The pathophysiology of Parkinson ' s disease (PD) is linked to oxidative stress and inflammatory-induced cell death of dopaminergic neurons in substantia nigra pars compacta (SNpc). The current study aims to investigate the effects of tuna blood hydrolysate (TBH) on the neurodegeneration of Parkinson-like disease models using neurotoxin-induced SH-SY5Y cells differentiated to be dopaminergic-like neurons.

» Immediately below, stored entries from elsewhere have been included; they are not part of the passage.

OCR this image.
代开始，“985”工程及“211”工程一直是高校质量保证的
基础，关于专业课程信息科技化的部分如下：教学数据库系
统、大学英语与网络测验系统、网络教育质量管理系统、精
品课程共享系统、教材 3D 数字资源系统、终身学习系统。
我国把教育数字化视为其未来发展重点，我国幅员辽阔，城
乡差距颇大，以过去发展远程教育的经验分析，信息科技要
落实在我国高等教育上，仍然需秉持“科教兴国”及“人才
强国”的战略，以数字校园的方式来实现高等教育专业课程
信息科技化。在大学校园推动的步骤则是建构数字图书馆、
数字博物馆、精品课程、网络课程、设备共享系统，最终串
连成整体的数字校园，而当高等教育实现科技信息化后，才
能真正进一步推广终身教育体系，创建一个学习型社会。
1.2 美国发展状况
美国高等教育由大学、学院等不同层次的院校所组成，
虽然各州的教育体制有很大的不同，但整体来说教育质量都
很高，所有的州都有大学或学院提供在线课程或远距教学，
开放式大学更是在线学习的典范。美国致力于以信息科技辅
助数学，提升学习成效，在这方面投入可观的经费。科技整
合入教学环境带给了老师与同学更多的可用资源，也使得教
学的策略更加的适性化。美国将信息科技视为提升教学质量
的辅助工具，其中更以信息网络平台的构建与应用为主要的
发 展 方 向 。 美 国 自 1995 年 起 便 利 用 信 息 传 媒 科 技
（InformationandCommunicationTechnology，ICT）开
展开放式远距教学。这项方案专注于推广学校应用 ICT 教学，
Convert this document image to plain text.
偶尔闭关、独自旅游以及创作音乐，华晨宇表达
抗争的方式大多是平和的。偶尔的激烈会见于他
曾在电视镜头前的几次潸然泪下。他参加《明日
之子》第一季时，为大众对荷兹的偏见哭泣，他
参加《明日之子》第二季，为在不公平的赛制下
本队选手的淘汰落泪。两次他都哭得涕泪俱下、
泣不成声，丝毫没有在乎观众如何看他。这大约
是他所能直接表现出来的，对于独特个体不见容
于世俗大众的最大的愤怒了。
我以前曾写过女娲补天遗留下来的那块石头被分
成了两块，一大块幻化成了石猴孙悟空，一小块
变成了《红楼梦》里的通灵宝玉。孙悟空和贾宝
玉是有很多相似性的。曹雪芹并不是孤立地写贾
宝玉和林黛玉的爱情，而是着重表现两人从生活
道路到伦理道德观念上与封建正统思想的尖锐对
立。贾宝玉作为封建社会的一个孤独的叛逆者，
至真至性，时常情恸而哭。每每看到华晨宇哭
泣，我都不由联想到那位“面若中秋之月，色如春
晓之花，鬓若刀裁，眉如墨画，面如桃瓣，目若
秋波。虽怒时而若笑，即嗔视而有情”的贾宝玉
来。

It was found that TBH at concentrations ranging from 5 to 250 mu g/ml can reduce differentiated SH-SY5Y cell death after exposure to 1methyl-4-phenylpyridinium (MPP + ) co-treated with TBH for 24 h. Real -time PCR results indicated that TBH enhanced the expressions of NAD(P)H quinone dehydrogenase 1 ( NQO1 ), catalase ( CAT ), and thioredoxin reductase ( TrxR1 ), which are Nrf2 downstream antioxidant genes. Bioinformatic analysis and molecular docking revealed that the peptide found in TBH, IPGQPGLPGPPGPPGPPGLG, could penetrate the cell and blood - brain barrier and strongly bind the Keap1-Kelch domain, causing Nrf2 nuclear translocation. Consequently, the upregulation of antioxidant genes ameliorates ROS and reduces dopaminergic neuron death. Another, TBH can reduce differentiated SH-SY5Y cell death and intracellular ROS after exposure to 24 h of co-treatment between TBH and tumor necrosis factor-alpha (TNF- alpha). Western blot analysis was performed to investigate apoptosisrelated proteins. Bcl2 and BDNF are dramatically increased, while BAX, cytochrome c , caspase3, caspase9, and cleaved caspase9 are significantly decreased in co-treating differentiated SH-SY5Y cells with TBH and TNF- alpha. These findings demonstrated that TBH can suppress the apoptosis of inflammatory differentiated SH-SY5Y cells. Taken together, this study suggests that TBH can alleviate neurodegeneration and has anti-inflammatory effects on dopaminergic-like neurons in the simulation of a PD condition.